Mutual recursion for nested inductive types

Hello,

I was working on defining formal semantics. I would like to write a function, that computes the list of the variables used in an expression (for the sake of simplicity, in the example code, only empty list, variable and map constructions are present). I’m having problems with the map constructor. When I try to define this function with fmap/map or mutual recursion (as seen in variables2 below) I get an ill-formed recursion error. The only way I was able to construct such a function was with inline fix (as seen in variables).

Inductive Expression : Type :=
| EEmptyList
| EVar (s : string)
| EMap (l : list (Expression * Expression)).

Fixpoint variables (e : Expression) : list string :=
match e with
| EEmptyList => []
| EVar x => [x]
| EMap l => (fix fp l := match l with
                         | [] => []
                         | (a,b)::xs => app (app (variables a) (variables b)) (fp xs)
                         end) l
end.

Fixpoint variables2 (e : Expression) : list string :=
match e with
| EEmptyList => []
| EVar x => [x]
| EMap l => fp l
end
with fp l := match l with
| [] => []
| (a, b)::xs => app (app (variables2 a) (variables2 b)) (fp xs)
end.

How should I modify the definition of variables2 not to get this error?

Thanks in advance!

Hi @berpeti,

The problem you are encountering is that Fixpoint requires its body to do all its recursive calls on an argument that is syntactically a subterm of its main argument. This is called the guard condition and there is some documentation here. In your first variable Coq can determine that all recursive call in fp are indeed done syntactically on a subterm of EMap l but in the second it cannot (I don’t understand the guard condition checker well enough to try to explain this behaviour).

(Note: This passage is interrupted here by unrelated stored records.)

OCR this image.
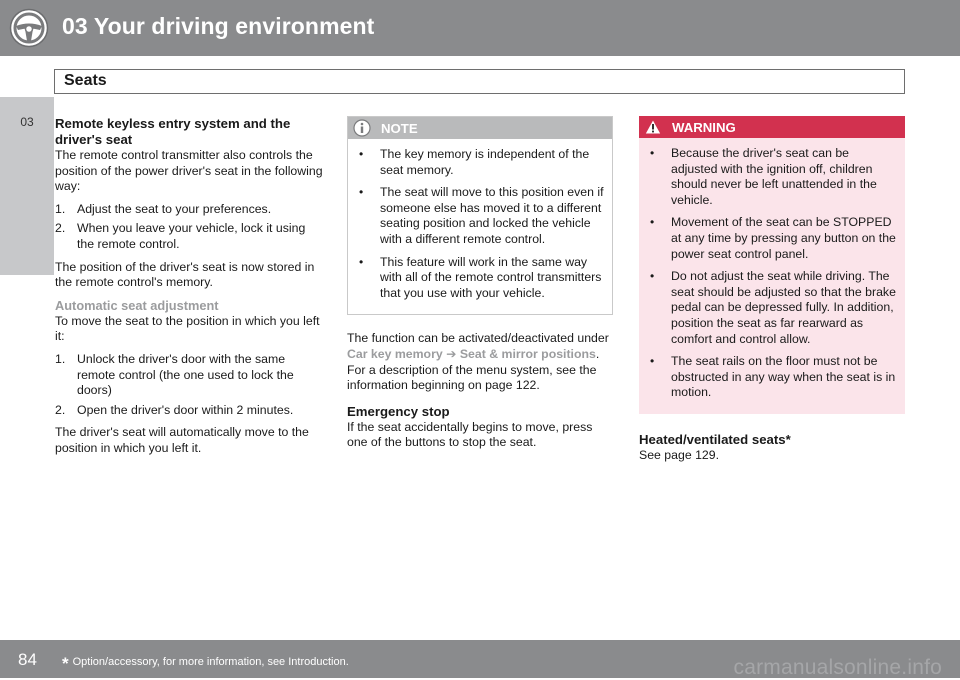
03 Your driving environment
Seats
03	Remote keyless entry system and the driver's seat

The remote control transmitter also controls the position of the power driver's seat in the following way:

1. Adjust the seat to your preferences.
2. When you leave your vehicle, lock it using the remote control.

The position of the driver's seat is now stored in the remote control's memory.

Automatic seat adjustment

To move the seat to the position in which you left it:

1. Unlock the driver's door with the same remote control (the one used to lock the doors)
2. Open the driver's door within 2 minutes.

The driver's seat will automatically move to the position in which you left it.

NOTE
• The key memory is independent of the seat memory.
• The seat will move to this position even if someone else has moved it to a different seating position and locked the vehicle with a different remote control.
• This feature will work in the same way with all of the remote control transmitters that you use with your vehicle.

The function can be activated/deactivated under Car key memory ➔ Seat & mirror positions. For a description of the menu system, see the information beginning on page 122.

Emergency stop

If the seat accidentally begins to move, press one of the buttons to stop the seat.

WARNING
• Because the driver's seat can be adjusted with the ignition off, children should never be left unattended in the vehicle.
• Movement of the seat can be STOPPED at any time by pressing any button on the power seat control panel.
• Do not adjust the seat while driving. The seat should be adjusted so that the brake pedal can be depressed fully. In addition, position the seat as far rearward as comfort and control allow.
• The seat rails on the floor must not be obstructed in any way when the seat is in motion.
Heated/ventilated seats*

See page 129.

84 * Option/accessory, for more information, see Introduction.	carmanualsonline.info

However if you really want to have the second version, it is possible to do so by explaining to Coq why it is a well-defined recursive definition. In this case you are doing an induction on the subterms of your main argument e : Expression. You could define the relation between subterms of type Expression, prove that this relation is well founded and finally do an induction on this proof of well-foundedness. There are tools to help you to do that such as Program Fixpoint or Equations. Here is the solution using the latter (that needs to be installed separately):

From Coq Require Import String List.
From Equations Require Import Equations.

Import ListNotations.

Inductive Expression : Type :=
| EEmptyList
| EVar (s : string)
| EMap (l : list (Expression * Expression)).
  
Equations variables2 (e : Expression) : list string :=
  variables2 EEmptyList := [] ;
  variables2 (EVar x) := [x] ;
  variables2 (EMap l) := fp l
with 
  fp (l : list (Expression * Expression)) : list string :=
  fp [] := [] ;
  fp ((a, b) :: xs) := variables2 a ++ variables2 b ++ fp xs.

EDIT: The example above actually does not use the subterm relation on Expression (the one derived by Equations with Derive Subterm for Expression. is actually empty so useless…)

That’s already a correct solution; for extra convenience, you can also use recursive functions like fold_right there; Coq’s termination checker will inline fold_right producing equivalent code. Example (and equivalence proof) below.

More examples appear in Cpdt.InductiveTypes under the heading “Nested Inductive Types”, which recommends this approach.

While @kyod is correct that you can use Equations, and that’s great, it seems overkill in this scenario, as proofs about the resulting definitions learning require special (and slower) tactics (discussed in the Equations documentation).

(* Your code, self-contained *)
From Coq Require Import String List.

Import ListNotations.

Inductive Expression : Type :=
| EEmptyList
| EVar (s : string)
| EMap (l : list (Expression * Expression)).

Fixpoint variables (e : Expression) : list string :=
  match e with
  | EEmptyList => []
  | EVar x => [x]
  | EMap l => fold_right (fun '(a, b) r => app (app (variables a) (variables b)) r) [] l
  end.
Lemma equiv l :
  fold_right (fun '(a, b) r => app (app (variables a) (variables b)) r) [] l =
  (fix fp l :=
    match l with
    | [] => []
    | (a,b)::xs => app (app (variables a) (variables b)) (fp xs)
    end) l.
Proof. now induction l; [|destruct a; rewrite <-IHl]. Qed.

Thank you very much for your replies. Maybe for our purpose the second solution is better, because we have some proofs about the existing functions with fix, but both are useful to us.